German Commercial Permission 69

German Commercial Permission 69

Commercial cover (re-used) sent from the Naxos-Union grinding machine company in Frankfurt. Featuring a red hand-stamp stating 'GERMAN/ COMMERCIAL/ Permission 69'. The envelope appears to have been examined by the 'D.R.P.' (Deutsche Reichspost), using small red labels to re-seal the opening. Ref: 27.03.1946 - 17/36


Detail of hand-stamp.
 


NAXOS-UNION

 

The Naxos Union in Frankfurt am Main was one of the first manufacturers of grinding machines. The owner was the Dr. Arthur Pfungst Foundation. The first locations were the abrasives factory on Wittelsbacherallee in the Ostend district and the machine factory on Wächtersbacher Strasse in Frankfurt-Fechenheim. In particular, the combination of abrasives and grinding machine production made the Naxos Union unique. Its crankshaft grinding machines are still used in many automobile factories today. In the 1980s , the Naxos Union was converted into a stock corporation and sold to the Rothenberger Group in Frankfurt. This also included the Diskus grinding machine factory and the Pittler Maschinenfabrik AG company in Langen.
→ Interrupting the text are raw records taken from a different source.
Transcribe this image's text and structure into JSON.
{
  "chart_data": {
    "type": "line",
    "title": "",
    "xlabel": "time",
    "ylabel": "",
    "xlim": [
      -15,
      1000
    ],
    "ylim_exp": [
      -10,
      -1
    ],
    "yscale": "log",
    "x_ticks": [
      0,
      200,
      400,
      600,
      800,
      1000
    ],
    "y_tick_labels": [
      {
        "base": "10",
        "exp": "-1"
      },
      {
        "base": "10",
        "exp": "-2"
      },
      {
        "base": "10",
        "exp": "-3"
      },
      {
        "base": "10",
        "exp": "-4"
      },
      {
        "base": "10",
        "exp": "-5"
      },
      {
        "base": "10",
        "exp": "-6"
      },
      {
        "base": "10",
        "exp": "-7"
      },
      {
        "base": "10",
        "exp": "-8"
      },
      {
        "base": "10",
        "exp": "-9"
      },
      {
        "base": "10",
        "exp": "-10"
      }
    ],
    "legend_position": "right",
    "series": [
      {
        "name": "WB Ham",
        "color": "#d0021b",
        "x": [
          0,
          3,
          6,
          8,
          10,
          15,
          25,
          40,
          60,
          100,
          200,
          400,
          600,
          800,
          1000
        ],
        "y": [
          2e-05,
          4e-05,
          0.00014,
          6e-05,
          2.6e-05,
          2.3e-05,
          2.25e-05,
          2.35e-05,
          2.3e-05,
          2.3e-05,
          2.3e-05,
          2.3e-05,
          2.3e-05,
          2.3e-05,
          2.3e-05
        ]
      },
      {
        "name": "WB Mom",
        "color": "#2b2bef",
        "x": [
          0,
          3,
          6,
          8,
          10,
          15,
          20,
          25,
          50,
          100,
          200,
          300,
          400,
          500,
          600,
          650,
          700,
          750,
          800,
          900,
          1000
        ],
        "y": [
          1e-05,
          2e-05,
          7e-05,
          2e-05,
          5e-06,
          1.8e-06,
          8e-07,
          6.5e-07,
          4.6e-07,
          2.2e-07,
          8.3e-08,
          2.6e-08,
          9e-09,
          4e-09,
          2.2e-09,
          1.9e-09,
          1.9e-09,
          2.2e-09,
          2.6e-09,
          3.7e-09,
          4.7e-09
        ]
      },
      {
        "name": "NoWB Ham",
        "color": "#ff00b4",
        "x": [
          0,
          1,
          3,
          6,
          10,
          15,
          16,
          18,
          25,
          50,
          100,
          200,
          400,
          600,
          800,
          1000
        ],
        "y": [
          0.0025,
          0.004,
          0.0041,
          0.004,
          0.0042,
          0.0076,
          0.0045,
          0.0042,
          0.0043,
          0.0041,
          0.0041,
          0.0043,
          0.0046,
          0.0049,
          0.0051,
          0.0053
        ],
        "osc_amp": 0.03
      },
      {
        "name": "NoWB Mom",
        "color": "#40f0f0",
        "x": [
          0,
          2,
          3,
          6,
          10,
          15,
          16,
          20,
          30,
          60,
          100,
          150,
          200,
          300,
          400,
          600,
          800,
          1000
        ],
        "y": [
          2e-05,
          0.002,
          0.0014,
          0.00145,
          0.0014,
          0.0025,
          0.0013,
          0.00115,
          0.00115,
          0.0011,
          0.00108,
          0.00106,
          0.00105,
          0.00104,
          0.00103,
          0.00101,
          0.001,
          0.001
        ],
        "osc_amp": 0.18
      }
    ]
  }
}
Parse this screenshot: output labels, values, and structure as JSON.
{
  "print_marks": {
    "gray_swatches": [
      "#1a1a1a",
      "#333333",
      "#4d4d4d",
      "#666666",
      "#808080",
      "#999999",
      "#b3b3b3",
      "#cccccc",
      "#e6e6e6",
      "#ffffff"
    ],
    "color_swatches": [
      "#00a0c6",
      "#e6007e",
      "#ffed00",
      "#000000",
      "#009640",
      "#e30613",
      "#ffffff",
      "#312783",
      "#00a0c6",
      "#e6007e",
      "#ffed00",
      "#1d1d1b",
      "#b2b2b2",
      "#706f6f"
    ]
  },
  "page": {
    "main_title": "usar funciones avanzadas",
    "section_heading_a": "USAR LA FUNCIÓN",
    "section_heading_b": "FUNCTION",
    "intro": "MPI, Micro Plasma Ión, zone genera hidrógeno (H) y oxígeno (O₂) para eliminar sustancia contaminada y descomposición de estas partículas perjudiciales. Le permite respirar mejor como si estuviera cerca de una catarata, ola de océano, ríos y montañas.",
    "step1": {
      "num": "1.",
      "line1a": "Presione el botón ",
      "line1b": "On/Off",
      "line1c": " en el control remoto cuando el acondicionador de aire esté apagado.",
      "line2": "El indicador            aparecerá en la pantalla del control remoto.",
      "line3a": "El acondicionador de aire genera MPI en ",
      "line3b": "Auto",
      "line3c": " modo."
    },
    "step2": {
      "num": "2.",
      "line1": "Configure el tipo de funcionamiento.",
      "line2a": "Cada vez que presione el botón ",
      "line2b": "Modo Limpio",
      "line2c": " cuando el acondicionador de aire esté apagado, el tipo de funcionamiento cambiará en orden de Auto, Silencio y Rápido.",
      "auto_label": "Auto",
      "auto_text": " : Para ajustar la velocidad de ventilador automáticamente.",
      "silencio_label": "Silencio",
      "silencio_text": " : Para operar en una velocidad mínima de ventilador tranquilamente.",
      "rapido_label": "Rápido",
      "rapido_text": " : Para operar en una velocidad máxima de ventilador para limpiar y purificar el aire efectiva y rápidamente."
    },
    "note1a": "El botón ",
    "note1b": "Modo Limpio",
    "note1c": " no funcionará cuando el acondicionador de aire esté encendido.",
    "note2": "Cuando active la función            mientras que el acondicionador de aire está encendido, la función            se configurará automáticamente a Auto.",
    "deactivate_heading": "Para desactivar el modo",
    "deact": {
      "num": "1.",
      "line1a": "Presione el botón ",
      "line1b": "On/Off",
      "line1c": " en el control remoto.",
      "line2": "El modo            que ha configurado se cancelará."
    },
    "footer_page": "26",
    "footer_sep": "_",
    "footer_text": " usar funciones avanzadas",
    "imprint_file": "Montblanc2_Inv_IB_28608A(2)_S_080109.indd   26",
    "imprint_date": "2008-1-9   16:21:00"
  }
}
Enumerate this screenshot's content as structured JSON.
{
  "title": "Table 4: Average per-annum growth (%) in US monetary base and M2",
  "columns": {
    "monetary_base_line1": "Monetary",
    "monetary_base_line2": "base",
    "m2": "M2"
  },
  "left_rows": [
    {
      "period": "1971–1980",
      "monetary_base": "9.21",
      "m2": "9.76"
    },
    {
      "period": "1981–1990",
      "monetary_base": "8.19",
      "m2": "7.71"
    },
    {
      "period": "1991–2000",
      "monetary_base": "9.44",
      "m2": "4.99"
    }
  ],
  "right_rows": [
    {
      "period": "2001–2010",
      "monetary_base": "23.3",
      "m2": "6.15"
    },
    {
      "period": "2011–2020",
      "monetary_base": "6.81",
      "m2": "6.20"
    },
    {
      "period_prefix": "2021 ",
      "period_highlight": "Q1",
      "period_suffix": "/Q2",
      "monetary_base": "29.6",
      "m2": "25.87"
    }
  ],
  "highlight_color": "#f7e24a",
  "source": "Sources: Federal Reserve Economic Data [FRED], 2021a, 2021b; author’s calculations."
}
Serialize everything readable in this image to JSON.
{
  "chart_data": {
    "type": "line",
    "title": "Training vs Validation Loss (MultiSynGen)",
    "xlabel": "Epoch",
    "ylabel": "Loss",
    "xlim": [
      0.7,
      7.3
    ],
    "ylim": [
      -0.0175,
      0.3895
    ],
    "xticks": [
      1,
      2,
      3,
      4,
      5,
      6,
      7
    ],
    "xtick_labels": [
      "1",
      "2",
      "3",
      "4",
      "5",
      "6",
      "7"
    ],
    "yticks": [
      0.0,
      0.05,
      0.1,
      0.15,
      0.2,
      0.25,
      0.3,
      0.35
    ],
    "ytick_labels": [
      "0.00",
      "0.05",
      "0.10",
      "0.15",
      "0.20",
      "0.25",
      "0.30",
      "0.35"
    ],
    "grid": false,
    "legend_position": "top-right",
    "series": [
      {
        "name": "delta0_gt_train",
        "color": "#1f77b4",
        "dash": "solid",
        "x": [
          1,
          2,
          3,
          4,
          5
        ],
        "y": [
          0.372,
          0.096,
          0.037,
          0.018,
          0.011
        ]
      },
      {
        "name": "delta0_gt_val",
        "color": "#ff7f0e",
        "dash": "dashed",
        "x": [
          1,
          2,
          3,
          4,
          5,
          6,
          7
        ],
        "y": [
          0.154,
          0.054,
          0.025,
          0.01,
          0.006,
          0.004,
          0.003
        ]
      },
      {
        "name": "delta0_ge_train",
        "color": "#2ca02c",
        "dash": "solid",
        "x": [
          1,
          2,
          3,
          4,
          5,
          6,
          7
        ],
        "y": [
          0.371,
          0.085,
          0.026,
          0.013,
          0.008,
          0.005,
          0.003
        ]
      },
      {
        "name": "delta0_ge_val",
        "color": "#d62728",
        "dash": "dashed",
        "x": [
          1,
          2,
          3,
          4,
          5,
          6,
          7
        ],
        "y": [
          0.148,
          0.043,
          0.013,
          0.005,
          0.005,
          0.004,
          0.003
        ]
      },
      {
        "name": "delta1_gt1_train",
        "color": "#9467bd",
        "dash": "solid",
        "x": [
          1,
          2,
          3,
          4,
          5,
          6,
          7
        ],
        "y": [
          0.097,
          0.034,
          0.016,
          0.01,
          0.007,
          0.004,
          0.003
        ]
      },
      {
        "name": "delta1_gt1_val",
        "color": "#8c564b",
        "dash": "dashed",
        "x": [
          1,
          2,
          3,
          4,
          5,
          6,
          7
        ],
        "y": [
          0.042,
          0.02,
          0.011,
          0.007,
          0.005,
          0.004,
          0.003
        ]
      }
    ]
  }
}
After the death of Julius Pfungst in 1899, the company was continued jointly by his son Arthur Pfungst and daughter Marie Eleonore Pfungst as well as his widow Rosette. After the death of Arthur Pfungst in 1912, Marie Eleonore Pfungst took over management. In 1918, the factory was converted into the Dr. Arthur Pfungst Foundation. The Naxos-Union abrasives and grinding machine factory recovered quickly after the end of the war and became a global company.


After the Nuremberg Laws came into force in 1935, Marie Eleonore Pfungst handed over the management of the factory and the chairmanship of the foundation to Dr. Rudolf Herbst. She was deported to the Theresienstadt concentration camp in 1942, where she died six months later. From 1942 to 1944, more than 700 citizens of other European countries were forced to do forced labour for the Naxos Union. Their further fate has remained largely unknown.